Fehlbetäubungen keine Seltenheit
Der Deutsche Tierschutzbund begrüßt die geplante Videoüberwachung an Schlachthöfen grundsätzlich. „Die Überwachung wird helfen, tierschutzrelevante Vorfälle aufdecken und beweisen zu können. Sie wird bewirken, dass alle besser aufpassen“, sagt Thomas Schröder, Präsident des Deutschen Tierschutzbundes. Wenn die Politik sie jedoch nur für große Betriebe vorsehe, greife sie viel zu kurz. „Es geht um jedes einzelne Tier, deshalb ist die Unterscheidung nach Größen von Betrieben ein klarer strategischer Fehler“, so Schröder.
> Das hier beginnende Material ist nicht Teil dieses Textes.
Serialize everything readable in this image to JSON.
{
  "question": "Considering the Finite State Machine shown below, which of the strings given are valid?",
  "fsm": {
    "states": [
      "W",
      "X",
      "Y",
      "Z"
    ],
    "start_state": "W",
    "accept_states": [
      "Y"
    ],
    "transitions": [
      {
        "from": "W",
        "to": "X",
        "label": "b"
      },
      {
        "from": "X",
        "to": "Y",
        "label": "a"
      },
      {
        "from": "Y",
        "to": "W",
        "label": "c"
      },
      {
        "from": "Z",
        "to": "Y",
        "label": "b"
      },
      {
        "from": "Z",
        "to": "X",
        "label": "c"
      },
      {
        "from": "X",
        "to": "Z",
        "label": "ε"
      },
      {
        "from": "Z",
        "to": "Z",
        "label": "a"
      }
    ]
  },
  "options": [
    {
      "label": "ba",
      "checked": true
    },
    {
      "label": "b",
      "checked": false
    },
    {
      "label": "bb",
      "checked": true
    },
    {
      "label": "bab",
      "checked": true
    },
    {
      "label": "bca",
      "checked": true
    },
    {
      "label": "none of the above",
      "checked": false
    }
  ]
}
Mehr als zwei Millionen Tiere sterben jeden Tag in deutschen Schlachthöfen. Wer Hühner, Schweine, Rinder und Co. in Deutschland und der EU schlachten will, muss sie vorher betäuben. Doch die Fehlerquoten sind erschreckend: So versagt bei Rindern der Bolzenschuss in den Kopf in vier bis neun Prozent der Fälle, die Elektrobetäubung bei Schweinen in drei bis 12,5 Prozent. Die Fehlerquote der Wasserbadbetäubung bei Hühnern liegt bei etwa vier Prozent. „Im schlimmsten Fall bekommen die Tiere die Schlachtung und ihre Entblutung bei vollem Bewusstsein mit. Sie sterben unter unerträglichen Schmerzen und Leiden“, betont Kathrin Zvonek, Referentin für Interdisziplinäre Themen beim Deutschen Tierschutzbund.
Auf pflanzliche Alternativen zurückgreifen
Neben einer Videoüberwachung in allen Schlachthöfen unabhängig von ihrer Größe, fordert der Deutsche Tierschutzbund generell strengere Vorschriften zum Schlachten, häufigere Kontrollen durch die zuständigen Veterinärämter, ein Verbot für fehleranfällige Verfahren wie die elektrische Durchströmung im Wasserbad bei Geflügel sowie einen Tierschutz-TÜV für Schlacht- und Betäubungsanlagen. Der Verband setzt sich außerdem dafür ein, dass intensiver an der Entwicklung neuer Betäubungsmethoden geforscht wird. Verbraucher*innen können den Tieren helfen, indem sie auf pflanzliche Alternativen zurückgreifen – denn der konsequenteste Weg zu mehr Tierschutz ist eine vegane Lebensweise.